The human question is one of recognition and compromise.  We may not universally believe as a hive-minded experience, but we do know there’s a reason five-part harmony sounds sweeter and richer and more expansive to our ear than everyone singing the melody line: In the essence of us is a vital variation in tone and temperature and the sharing of what we think we know, but we have not yet learned the hard way.
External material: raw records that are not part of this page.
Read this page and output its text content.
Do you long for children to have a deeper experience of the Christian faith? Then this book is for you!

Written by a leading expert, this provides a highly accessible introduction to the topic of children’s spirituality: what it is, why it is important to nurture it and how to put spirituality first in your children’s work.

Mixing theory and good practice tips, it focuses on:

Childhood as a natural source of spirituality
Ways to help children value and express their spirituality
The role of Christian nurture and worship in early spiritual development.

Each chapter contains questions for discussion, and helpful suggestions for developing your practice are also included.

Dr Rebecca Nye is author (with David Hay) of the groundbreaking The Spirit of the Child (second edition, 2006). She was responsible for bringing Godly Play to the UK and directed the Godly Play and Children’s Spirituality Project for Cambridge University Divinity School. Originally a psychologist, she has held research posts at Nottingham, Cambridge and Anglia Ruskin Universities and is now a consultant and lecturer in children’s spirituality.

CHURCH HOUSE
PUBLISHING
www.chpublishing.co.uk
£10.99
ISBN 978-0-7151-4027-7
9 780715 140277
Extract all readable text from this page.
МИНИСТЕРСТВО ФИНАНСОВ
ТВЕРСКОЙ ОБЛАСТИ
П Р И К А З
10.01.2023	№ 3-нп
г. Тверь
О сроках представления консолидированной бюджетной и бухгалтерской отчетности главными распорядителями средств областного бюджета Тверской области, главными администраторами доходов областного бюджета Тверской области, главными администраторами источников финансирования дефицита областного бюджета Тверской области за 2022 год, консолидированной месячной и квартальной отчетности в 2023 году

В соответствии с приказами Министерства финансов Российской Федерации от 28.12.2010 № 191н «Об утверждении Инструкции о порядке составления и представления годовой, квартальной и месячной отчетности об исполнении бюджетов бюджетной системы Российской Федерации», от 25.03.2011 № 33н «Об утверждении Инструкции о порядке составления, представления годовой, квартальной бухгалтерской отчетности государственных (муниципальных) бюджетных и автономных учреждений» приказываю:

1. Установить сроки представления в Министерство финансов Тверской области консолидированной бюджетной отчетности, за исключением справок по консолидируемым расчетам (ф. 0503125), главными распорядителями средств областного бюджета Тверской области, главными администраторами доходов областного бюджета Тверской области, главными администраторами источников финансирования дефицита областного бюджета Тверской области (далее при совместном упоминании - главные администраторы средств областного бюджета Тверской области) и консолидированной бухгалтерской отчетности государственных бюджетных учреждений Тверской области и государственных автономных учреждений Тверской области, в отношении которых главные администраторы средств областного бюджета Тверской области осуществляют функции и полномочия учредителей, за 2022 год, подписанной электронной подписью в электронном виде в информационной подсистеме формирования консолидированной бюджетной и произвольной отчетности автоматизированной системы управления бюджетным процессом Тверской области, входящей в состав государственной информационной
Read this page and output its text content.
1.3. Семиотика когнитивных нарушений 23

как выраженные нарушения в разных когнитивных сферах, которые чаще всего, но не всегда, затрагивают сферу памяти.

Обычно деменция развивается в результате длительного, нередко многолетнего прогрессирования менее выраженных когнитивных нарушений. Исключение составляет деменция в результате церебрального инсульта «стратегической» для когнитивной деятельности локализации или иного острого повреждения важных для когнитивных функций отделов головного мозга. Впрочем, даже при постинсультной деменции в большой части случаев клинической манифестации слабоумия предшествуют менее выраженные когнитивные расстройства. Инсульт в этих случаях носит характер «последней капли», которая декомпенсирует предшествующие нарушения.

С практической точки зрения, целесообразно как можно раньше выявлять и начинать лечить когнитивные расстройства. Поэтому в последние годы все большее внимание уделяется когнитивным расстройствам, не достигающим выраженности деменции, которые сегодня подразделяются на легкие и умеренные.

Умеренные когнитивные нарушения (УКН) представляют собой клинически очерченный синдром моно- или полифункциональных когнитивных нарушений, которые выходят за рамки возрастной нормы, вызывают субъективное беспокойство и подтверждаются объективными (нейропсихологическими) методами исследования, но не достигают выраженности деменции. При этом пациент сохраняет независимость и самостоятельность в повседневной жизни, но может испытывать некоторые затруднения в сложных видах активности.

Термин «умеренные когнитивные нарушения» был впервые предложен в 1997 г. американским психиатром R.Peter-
The lesson in this whole, hoary, episode is to go ahead and marry yourself, but please have at least a few affairs with those you’d never trust yourself to be alone with in the future — because in that wrangling fear and immorality against your own mortal better wishes, is what allows us to not just evolve, but to endure.

2 Comments

  1. Well……Opposites attract, in my opinion. Unless, you lack a sense of adventure or risk, that is. I’ve never been plagued by those infirmities. I have an amazing confidence in myself and my instincts. I figure I can get myself out of any situation that proves to be wrong for me. But, why not explore one that might be right? Who knows unless you try? People are multi-faceted. I think it’s narrow-minded to block off from our lives those who don’t readily fit the mold and pre-determine their “unworthiness”. I’ve traveled far too much and experienced too much of the world (and am too educated) to discount my opposite(s) as meaningless to my life. You never know who can teach you more about yourself, right?

    [Edited: Spammy link removed by David Boles]

    1. Well, Vickie, I’d be more inclined to engage your argument if you weren’t trying to shill your relationship website in support of your comment. I removed the link. Are you now The New Spam?

      Where’s Akismet when I need it?